1. ## f and conjugate are holomorphic

I have to show that: if $\displaystyle f$ and $\displaystyle \overline{f}$ are holomorphic on an open connected set $\displaystyle U$, then $\displaystyle f$ is identically constant.

We can write $\displaystyle f= u(x,y)+iv(x,y)$
With the Cauchy-Riemann equations is easily shown that $\displaystyle \frac{\partial u}{\partial x}=\frac{\partial u}{\partial y}=\frac{\partial v}{\partial x}=\frac{\partial v}{\partial y}=0$

However to show that $\displaystyle f$ is identically constant I don't see where I need to use that $\displaystyle U$ is a open set.

I understand that the condition "connected" is strictly necessary, otherwise f may take on different constant values on different components.

But does U necessarily need to be an open set. Is "containing an open ball" not enough?

2. Originally Posted by Dinkydoe
I have to show that: if $\displaystyle f$ and $\displaystyle \overline{f}$ are holomorphic on an open connected set $\displaystyle U$, then $\displaystyle f$ is identically constant.

We can write $\displaystyle f= u(x,y)+iv(x,y)$
With the Cauchy-Riemann equations is easily shown that $\displaystyle \frac{\partial u}{\partial x}=\frac{\partial u}{\partial y}=\frac{\partial v}{\partial x}=\frac{\partial v}{\partial y}=0$

However to show that $\displaystyle f$ is identically constant I don't see where I need to use that $\displaystyle U$ is a open set.
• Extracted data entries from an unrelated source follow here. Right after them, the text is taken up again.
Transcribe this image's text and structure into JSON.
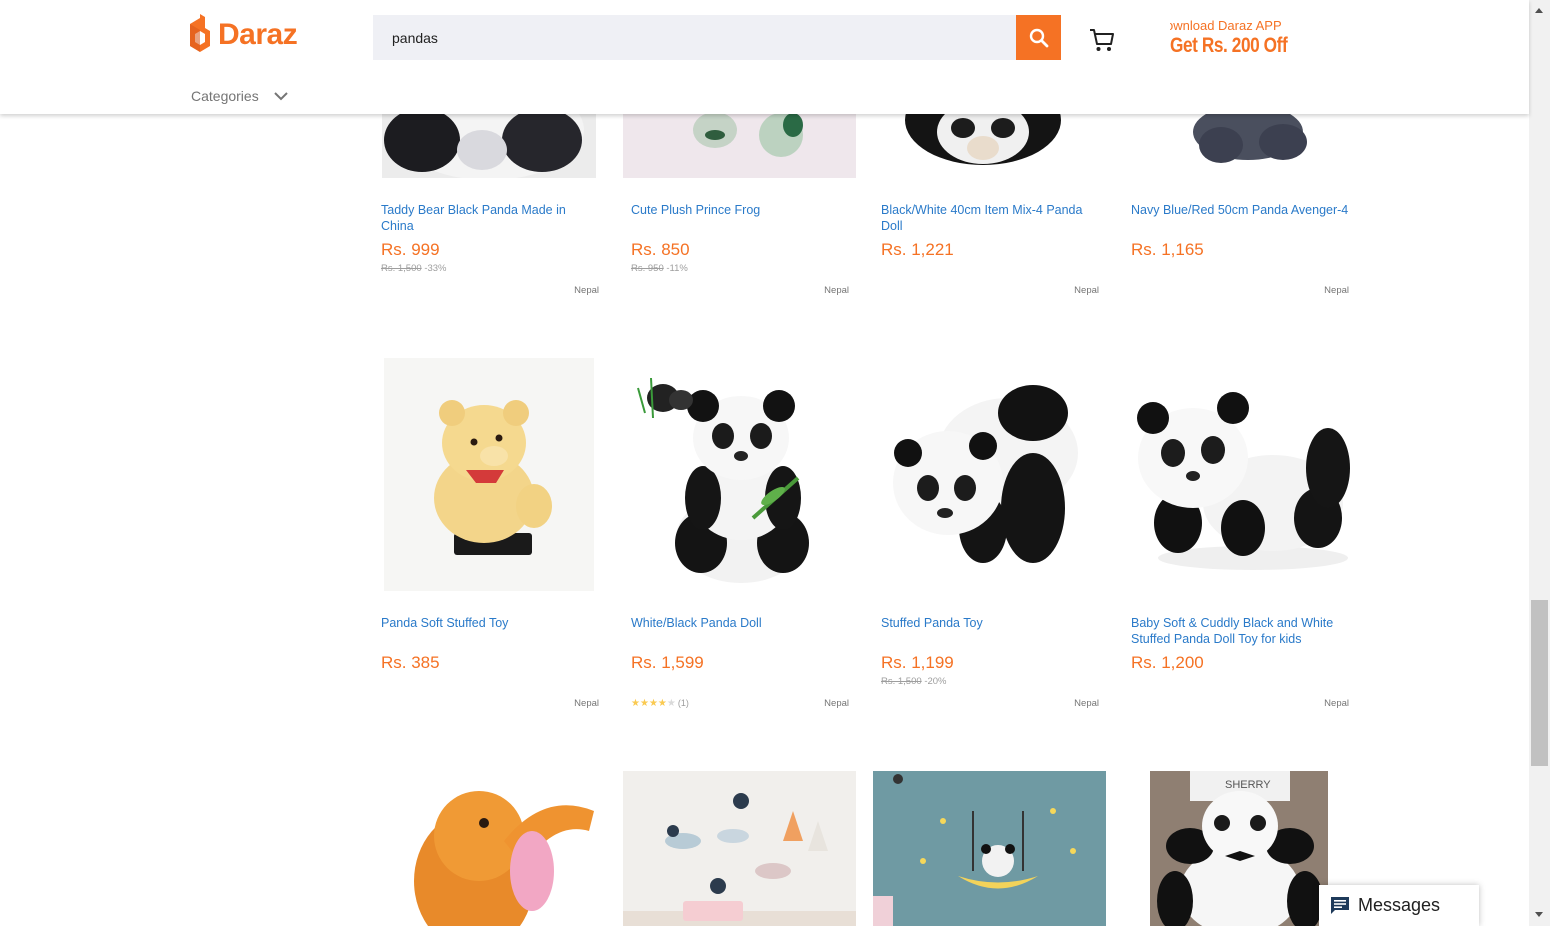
{
  "brand": {
    "name": "Daraz",
    "color": "#f57224"
  },
  "search": {
    "value": "pandas"
  },
  "promo": {
    "line1": "ownload Daraz APP",
    "line2": "Get Rs. 200 Off"
  },
  "nav": {
    "categories": "Categories"
  },
  "products": [
    {
      "title": "Taddy Bear Black Panda Made in China",
      "price": "Rs. 999",
      "original": "Rs. 1,500",
      "discount": "-33%",
      "location": "Nepal"
    },
    {
      "title": "Cute Plush Prince Frog",
      "price": "Rs. 850",
      "original": "Rs. 950",
      "discount": "-11%",
      "location": "Nepal"
    },
    {
      "title": "Black/White 40cm Item Mix-4 Panda Doll",
      "price": "Rs. 1,221",
      "location": "Nepal"
    },
    {
      "title": "Navy Blue/Red 50cm Panda Avenger-4",
      "price": "Rs. 1,165",
      "location": "Nepal"
    },
    {
      "title": "Panda Soft Stuffed Toy",
      "price": "Rs. 385",
      "location": "Nepal"
    },
    {
      "title": "White/Black Panda Doll",
      "price": "Rs. 1,599",
      "rating": 4,
      "rating_count": "(1)",
      "location": "Nepal"
    },
    {
      "title": "Stuffed Panda Toy",
      "price": "Rs. 1,199",
      "original": "Rs. 1,500",
      "discount": "-20%",
      "location": "Nepal"
    },
    {
      "title": "Baby Soft & Cuddly Black and White Stuffed Panda Doll Toy for kids",
      "price": "Rs. 1,200",
      "location": "Nepal"
    }
  ],
  "image_labels": {
    "sherry": "SHERRY"
  },
  "messages": {
    "label": "Messages"
  }
}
I understand that the condition "connected" is strictly necessary, otherwise f may take on different constant values on different components.
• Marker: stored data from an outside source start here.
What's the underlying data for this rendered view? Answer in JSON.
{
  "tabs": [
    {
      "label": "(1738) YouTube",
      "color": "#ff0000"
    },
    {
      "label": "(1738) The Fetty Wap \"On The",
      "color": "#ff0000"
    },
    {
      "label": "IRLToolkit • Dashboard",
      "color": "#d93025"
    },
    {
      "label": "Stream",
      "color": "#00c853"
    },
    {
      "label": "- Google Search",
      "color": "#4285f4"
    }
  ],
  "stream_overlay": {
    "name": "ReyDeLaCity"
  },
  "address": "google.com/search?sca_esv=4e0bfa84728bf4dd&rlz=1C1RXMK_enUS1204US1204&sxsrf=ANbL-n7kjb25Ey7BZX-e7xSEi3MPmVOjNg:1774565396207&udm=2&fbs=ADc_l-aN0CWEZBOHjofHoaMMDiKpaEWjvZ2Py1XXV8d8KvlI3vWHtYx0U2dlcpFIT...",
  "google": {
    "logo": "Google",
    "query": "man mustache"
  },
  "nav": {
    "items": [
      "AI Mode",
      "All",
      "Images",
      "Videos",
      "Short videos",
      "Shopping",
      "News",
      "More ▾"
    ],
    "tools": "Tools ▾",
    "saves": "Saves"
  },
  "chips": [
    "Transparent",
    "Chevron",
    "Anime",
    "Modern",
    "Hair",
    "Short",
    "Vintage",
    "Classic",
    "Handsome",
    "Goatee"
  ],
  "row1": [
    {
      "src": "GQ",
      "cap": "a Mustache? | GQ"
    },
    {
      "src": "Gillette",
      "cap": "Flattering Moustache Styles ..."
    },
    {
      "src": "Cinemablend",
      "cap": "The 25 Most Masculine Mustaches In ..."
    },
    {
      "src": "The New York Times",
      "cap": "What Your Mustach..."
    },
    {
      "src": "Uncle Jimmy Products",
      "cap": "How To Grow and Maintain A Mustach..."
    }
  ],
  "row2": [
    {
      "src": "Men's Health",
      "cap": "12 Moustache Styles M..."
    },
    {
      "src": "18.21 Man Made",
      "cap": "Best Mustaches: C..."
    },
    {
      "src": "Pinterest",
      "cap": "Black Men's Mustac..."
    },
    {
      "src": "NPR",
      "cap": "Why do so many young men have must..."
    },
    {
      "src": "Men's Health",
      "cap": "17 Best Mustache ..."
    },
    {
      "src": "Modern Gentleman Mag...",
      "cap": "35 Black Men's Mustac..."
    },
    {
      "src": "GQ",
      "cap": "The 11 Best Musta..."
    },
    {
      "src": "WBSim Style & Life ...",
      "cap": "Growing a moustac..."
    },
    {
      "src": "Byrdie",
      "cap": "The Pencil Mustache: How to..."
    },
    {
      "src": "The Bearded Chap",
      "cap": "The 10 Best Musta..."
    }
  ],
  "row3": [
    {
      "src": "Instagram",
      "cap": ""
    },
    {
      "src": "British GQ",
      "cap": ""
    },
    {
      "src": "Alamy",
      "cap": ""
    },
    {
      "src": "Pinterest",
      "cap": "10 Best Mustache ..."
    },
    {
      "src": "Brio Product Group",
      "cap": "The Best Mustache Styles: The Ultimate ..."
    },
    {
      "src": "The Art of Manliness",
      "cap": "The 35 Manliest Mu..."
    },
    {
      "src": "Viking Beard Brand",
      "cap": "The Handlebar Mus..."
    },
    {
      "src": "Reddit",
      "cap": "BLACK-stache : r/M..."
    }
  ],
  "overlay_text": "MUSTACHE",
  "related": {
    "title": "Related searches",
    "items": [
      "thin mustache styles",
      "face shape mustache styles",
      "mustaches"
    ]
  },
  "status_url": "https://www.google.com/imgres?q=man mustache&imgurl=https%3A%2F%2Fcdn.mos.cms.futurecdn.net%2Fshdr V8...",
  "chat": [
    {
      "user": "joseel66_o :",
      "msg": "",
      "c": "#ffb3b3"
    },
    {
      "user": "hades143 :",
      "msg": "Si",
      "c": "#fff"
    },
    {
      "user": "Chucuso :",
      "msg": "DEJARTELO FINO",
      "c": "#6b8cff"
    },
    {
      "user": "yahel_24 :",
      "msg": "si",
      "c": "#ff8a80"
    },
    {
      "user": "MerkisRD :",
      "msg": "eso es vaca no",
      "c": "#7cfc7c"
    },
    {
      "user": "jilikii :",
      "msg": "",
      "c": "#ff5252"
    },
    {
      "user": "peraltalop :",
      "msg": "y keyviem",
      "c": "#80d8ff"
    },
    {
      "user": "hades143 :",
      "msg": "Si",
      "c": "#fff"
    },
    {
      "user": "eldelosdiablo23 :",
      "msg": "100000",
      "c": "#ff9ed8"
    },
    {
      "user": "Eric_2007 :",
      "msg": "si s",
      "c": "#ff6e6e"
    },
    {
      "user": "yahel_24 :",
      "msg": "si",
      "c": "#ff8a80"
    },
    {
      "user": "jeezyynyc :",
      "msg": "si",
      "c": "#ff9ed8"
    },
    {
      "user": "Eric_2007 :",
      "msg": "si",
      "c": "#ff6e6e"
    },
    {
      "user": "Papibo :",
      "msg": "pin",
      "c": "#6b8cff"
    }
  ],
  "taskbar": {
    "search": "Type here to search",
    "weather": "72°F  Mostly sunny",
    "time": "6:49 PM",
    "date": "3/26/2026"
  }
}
But does U necessarily need to be an open set. Is "containing an open ball" not enough?
Requiring it to be open has more to do with the fact that a function $\displaystyle f:U\rightarrow \mathbb{C}$ is holomorphic at $\displaystyle z$ if there exists an open ball around $\displaystyle z$ such that $\displaystyle f$ is complex-differentiable there. So by the very definition, for $\displaystyle f$ to be holomorphic in $\displaystyle U$ each point of $\displaystyle U$ must have a neighbourhood contained in $\displaystyle U$ (too much $\displaystyle U$!).